A Conftest policy to block unencrypted clusters in a Terraform plan:
package eks.secrets
deny[msg] {
resource := input.resource_changes[_]
resource.type == "aws_eks_cluster"
not resource.change.after.encryption_config
msg := sprintf("EKS cluster %s has no secrets encryption config", [resource.address])
}
Wire it into your pipeline:
terraform plan -out tfplan.binary
terraform show -json tfplan.binary > tfplan.json
conftest test --policy ./policy tfplan.json
Tip: Checkov ships a built-in rule for this (CKV_AWS_58). Add checkov -d . --check CKV_AWS_58 to a CI step and you get coverage without writing a custom policy.
Best practices
- Use a customer-managed KMS key, not an AWS-managed one. A CMK lets you control the key policy, audit usage through CloudTrail, and revoke access independently.
- Enable automatic key rotation on the CMK so the underlying key material rotates yearly without manual work.
- Scope the key policy tightly.
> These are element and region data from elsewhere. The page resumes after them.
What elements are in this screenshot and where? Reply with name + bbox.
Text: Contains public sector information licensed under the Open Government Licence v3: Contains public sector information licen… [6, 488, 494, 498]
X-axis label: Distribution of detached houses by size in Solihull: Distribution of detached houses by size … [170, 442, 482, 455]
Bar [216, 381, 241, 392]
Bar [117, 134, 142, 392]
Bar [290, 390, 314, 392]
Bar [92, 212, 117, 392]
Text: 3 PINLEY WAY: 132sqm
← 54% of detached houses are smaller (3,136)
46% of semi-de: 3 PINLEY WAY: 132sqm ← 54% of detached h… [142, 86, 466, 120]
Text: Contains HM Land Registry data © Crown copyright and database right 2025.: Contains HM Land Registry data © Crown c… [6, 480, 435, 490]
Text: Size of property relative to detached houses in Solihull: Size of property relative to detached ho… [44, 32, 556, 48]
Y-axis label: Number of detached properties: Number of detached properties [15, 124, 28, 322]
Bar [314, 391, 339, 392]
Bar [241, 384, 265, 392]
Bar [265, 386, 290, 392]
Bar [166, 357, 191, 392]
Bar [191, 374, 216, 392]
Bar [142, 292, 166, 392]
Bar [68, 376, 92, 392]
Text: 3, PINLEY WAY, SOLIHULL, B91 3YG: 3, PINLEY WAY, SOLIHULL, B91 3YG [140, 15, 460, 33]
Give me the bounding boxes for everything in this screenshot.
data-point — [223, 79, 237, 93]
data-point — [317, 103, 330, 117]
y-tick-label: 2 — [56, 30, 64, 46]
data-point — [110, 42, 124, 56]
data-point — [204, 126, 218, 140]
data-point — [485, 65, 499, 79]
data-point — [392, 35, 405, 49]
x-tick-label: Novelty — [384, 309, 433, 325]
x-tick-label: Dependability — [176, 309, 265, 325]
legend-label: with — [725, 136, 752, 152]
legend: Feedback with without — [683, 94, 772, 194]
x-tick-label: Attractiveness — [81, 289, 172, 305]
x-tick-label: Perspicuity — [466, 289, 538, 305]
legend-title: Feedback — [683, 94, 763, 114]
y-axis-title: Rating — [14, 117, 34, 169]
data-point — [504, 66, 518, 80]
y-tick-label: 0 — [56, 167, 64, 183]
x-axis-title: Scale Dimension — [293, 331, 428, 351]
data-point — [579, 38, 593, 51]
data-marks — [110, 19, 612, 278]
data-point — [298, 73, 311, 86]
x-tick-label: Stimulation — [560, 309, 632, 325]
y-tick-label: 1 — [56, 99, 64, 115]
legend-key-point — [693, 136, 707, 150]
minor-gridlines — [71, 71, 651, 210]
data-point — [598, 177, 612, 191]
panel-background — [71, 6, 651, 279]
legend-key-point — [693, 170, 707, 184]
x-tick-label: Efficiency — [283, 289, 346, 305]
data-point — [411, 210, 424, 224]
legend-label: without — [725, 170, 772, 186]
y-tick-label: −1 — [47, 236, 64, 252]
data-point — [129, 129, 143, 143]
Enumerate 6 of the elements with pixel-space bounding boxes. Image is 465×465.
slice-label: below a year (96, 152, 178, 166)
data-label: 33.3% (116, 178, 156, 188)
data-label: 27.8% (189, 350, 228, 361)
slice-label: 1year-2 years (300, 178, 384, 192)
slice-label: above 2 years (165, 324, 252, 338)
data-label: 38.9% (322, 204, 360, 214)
Grant the EKS service and the cluster role only the
kms:Encrypt,kms:Decrypt, andkms:DescribeKeypermissions they need. - Consider an external secrets manager. For high-value credentials, pull from AWS Secrets Manager or Parameter Store at runtime via the Secrets Store CSI Driver instead of storing them as native Kubernetes secrets at all.
- Restrict RBAC on secrets. Encryption at rest does nothing if every service account can read every secret. Lock down
get,list, andwatchon thesecretsresource. - Audit KMS access. Send KMS CloudTrail events to your logging pipeline and alert on unexpected decrypt calls against the cluster key.
Envelope encryption is cheap insurance. The KMS cost is negligible, the setup is a single API call at cluster creation, and it removes one of the most common findings in any EKS security review.